Daß das Oderbruch einmal eine Kulturlandschaft gewesen war, konnte man der Gegend um Seelow auch lange nachdem die Waffen endlich schwiegen, nicht mehr ansehen. Zehntausende von Geschützen, Granatwerfern und die legendären „Katjuschas“ feuerten an jedem verhängnisvollen Morgen innerhalb von 20 Minuten mehr als 500 000 Geschütz-und Wurfgranaten ab. Auf einer Frontlänge von nur 35 Kilometern gingen fast 100 000 Tonnen Munition nieder. „Die stärkste Artillerie-Konzentration im Zweiten Weltkrieg überhaupt, sagt der frühere Bundeswehr-Generalinspekteur Harald Wust. Doch das ist sehr vielspäter angelesenes Faktenwissen. „Wir hatten damals überhaupt keine Ahnung von den Kämpfen an der Oder. Wir wußten nicht, wer vor uns und links und rechts neben uns lag.“ Als 24jähriger Oberleutnant hat Wust auf den Seelower Höhen gekämpft. Er war Chef einer total unerfahrenen und schlecht ausgerüsteten Kompanie. Der Stalingraf-Kämpfer war vermutlich der einzige mit Erdkampf-Erfahrung in seiner Truppe. Ein zusammengewürfeltes Fahnenjunker-Regiment, das nach dem letzten Angriff auf Halle am 3. April, dem Karsamstag 1945, ostwärts verlegt worden war. Zuvor hatte man aus den verschütteten Franckeschen Stiftungen die Leichen von Hitlerjungen geborgen.

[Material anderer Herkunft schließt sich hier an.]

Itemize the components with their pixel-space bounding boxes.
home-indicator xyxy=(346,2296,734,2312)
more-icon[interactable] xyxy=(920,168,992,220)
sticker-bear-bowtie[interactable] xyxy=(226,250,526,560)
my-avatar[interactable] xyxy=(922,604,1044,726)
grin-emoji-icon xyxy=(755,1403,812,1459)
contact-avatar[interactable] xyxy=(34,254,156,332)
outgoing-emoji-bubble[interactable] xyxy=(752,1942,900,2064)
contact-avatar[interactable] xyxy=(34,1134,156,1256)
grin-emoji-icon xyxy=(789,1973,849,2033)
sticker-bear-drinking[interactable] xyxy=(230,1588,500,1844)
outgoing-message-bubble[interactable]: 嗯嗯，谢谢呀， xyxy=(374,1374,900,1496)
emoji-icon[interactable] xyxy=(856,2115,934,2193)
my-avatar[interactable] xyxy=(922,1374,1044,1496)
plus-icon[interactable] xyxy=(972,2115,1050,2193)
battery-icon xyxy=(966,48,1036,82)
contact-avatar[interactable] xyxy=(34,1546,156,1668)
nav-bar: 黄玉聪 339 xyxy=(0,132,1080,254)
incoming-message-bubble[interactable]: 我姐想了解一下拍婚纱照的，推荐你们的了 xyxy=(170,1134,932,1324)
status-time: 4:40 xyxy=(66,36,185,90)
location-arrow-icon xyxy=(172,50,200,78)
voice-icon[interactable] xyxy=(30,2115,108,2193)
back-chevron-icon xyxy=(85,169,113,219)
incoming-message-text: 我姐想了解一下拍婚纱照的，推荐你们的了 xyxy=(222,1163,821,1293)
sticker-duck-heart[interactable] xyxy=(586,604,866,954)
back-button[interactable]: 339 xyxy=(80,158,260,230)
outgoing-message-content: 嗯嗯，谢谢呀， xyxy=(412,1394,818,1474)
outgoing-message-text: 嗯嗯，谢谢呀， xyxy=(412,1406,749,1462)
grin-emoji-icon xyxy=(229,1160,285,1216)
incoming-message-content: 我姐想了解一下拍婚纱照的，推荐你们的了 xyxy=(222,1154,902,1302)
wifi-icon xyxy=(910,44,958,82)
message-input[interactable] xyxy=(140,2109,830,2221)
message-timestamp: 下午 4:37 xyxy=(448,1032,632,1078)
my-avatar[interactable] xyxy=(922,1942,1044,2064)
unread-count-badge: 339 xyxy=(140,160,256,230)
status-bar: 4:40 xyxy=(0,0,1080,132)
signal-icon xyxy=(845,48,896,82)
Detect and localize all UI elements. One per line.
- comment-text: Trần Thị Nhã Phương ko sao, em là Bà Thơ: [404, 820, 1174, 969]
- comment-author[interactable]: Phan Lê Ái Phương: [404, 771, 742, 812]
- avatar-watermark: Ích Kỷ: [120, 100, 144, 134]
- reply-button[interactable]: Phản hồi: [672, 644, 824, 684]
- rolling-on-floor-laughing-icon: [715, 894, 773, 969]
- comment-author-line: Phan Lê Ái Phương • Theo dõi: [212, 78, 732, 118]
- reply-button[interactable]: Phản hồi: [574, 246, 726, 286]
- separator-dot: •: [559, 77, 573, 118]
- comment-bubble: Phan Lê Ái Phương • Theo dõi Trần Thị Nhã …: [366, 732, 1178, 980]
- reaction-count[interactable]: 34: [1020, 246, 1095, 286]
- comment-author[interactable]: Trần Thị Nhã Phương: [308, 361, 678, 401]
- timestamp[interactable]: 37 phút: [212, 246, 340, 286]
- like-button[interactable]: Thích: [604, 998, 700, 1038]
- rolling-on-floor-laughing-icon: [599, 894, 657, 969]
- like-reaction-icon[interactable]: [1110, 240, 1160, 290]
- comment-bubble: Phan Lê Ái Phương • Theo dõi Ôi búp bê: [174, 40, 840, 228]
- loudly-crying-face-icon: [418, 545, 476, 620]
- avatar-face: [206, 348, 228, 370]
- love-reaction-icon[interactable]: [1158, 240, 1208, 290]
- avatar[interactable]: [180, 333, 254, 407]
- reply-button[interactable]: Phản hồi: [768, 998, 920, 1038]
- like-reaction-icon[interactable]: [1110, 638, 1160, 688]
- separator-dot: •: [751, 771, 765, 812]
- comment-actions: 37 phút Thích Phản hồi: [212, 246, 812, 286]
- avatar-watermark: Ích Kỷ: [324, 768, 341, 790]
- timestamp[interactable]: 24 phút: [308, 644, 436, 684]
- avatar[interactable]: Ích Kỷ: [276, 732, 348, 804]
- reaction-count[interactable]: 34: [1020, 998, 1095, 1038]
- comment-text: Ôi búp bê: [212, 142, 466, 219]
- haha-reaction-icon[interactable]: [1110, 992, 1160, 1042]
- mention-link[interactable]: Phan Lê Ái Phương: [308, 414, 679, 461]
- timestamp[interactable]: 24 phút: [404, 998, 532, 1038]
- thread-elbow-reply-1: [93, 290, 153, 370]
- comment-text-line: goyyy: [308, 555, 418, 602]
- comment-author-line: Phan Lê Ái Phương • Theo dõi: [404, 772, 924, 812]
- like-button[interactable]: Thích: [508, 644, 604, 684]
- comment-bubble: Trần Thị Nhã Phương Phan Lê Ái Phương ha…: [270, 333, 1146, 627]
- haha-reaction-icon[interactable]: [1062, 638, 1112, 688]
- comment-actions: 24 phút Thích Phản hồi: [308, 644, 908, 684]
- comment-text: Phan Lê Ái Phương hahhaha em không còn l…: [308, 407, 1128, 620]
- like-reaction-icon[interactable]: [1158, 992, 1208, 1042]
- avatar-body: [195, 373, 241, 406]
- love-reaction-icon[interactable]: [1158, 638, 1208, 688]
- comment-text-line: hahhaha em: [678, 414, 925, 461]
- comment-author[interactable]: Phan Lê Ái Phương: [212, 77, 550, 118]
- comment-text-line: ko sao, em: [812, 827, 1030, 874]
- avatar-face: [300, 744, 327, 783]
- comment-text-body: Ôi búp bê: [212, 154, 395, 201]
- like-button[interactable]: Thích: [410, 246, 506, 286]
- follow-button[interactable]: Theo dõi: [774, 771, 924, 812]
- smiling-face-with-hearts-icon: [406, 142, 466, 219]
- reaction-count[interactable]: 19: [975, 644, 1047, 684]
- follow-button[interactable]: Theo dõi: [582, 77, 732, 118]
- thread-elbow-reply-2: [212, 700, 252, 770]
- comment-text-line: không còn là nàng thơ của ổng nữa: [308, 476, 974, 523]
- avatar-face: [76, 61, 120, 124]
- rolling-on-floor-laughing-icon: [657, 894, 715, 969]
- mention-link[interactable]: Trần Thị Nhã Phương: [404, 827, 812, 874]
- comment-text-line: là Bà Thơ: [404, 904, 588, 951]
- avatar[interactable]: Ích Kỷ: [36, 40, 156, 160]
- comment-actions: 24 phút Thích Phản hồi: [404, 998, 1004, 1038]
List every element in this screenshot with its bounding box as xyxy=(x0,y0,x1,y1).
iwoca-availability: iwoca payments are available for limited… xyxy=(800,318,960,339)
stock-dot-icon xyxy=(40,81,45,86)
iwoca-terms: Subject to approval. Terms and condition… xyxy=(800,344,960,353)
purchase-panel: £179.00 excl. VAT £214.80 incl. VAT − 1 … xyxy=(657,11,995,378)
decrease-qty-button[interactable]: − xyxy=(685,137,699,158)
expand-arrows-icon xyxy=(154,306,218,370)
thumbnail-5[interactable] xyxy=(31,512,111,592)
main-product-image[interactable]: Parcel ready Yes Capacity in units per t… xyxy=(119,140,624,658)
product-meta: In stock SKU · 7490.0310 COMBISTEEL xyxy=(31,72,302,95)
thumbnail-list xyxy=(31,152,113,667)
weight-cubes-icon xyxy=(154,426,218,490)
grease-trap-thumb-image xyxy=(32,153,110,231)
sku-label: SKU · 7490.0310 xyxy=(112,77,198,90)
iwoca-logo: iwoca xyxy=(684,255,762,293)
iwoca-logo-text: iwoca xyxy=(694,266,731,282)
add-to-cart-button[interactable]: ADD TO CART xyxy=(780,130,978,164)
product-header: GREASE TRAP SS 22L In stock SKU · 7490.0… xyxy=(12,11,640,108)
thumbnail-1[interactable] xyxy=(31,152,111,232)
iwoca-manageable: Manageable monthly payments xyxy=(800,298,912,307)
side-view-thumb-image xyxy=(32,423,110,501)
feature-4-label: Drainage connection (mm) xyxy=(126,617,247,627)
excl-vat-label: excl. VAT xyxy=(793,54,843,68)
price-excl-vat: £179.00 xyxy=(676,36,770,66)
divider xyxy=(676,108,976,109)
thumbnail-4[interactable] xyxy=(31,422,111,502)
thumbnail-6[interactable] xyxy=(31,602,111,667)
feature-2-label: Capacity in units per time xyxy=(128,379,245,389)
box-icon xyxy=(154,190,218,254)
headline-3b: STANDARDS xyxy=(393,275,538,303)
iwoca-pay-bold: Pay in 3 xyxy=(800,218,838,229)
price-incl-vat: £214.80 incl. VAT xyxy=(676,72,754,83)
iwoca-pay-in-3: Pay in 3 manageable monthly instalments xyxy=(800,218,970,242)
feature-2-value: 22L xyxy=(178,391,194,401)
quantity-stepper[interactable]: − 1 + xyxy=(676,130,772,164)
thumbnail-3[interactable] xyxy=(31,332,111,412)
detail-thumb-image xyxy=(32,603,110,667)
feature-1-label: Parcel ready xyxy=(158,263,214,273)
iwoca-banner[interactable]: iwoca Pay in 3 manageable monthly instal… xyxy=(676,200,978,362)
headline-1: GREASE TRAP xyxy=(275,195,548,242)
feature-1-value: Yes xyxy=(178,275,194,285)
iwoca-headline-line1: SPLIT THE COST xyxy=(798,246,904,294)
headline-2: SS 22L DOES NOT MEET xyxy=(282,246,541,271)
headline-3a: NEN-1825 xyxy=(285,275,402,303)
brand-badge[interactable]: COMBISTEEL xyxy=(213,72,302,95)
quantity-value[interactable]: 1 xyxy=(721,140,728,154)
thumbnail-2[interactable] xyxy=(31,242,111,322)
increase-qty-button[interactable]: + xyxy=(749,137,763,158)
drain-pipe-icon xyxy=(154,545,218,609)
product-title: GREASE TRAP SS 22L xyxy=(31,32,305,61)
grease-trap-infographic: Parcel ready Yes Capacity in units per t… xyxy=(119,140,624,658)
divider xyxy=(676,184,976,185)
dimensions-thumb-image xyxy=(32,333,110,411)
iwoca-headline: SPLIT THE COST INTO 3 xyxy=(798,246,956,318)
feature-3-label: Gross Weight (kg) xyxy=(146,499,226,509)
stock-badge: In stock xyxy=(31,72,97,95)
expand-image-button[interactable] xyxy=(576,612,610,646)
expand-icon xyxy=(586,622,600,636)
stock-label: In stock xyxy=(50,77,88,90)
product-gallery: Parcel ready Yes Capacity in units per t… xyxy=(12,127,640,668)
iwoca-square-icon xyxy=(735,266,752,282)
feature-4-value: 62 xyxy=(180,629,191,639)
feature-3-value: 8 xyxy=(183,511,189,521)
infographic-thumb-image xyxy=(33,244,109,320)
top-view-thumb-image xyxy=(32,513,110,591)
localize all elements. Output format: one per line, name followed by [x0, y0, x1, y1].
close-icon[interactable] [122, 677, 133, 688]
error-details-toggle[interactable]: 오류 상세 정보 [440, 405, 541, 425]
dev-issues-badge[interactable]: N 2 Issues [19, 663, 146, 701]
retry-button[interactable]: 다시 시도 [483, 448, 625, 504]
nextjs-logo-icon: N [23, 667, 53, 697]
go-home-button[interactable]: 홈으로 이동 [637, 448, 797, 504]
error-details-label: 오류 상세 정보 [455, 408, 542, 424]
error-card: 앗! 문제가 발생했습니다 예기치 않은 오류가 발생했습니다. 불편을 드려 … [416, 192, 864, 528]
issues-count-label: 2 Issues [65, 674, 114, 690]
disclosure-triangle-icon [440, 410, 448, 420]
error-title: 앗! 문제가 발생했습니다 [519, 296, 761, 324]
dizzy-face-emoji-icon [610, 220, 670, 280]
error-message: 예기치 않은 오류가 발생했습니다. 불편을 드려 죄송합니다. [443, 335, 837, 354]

Tief haben sich in Wusts Erinnerungen die Bilder von der russischen Feuerwalze eingegraben. Niemals hat er den Krieg als so mörderisch empfunden wie bei dem sinnlosen Kampf in jenen Apriltagen. Seelow, sagt Wust, sei für ihn zum Inbegriff des Wahnsinns geworden. „Noch Jahre nach Kriegsende bin ich in Alpträumen durch Blut gewatet.“ Aber er ist nicht Pazifist geworden, sondern Berufssoldat: „nicht trotz, sondern wegen Seelow“.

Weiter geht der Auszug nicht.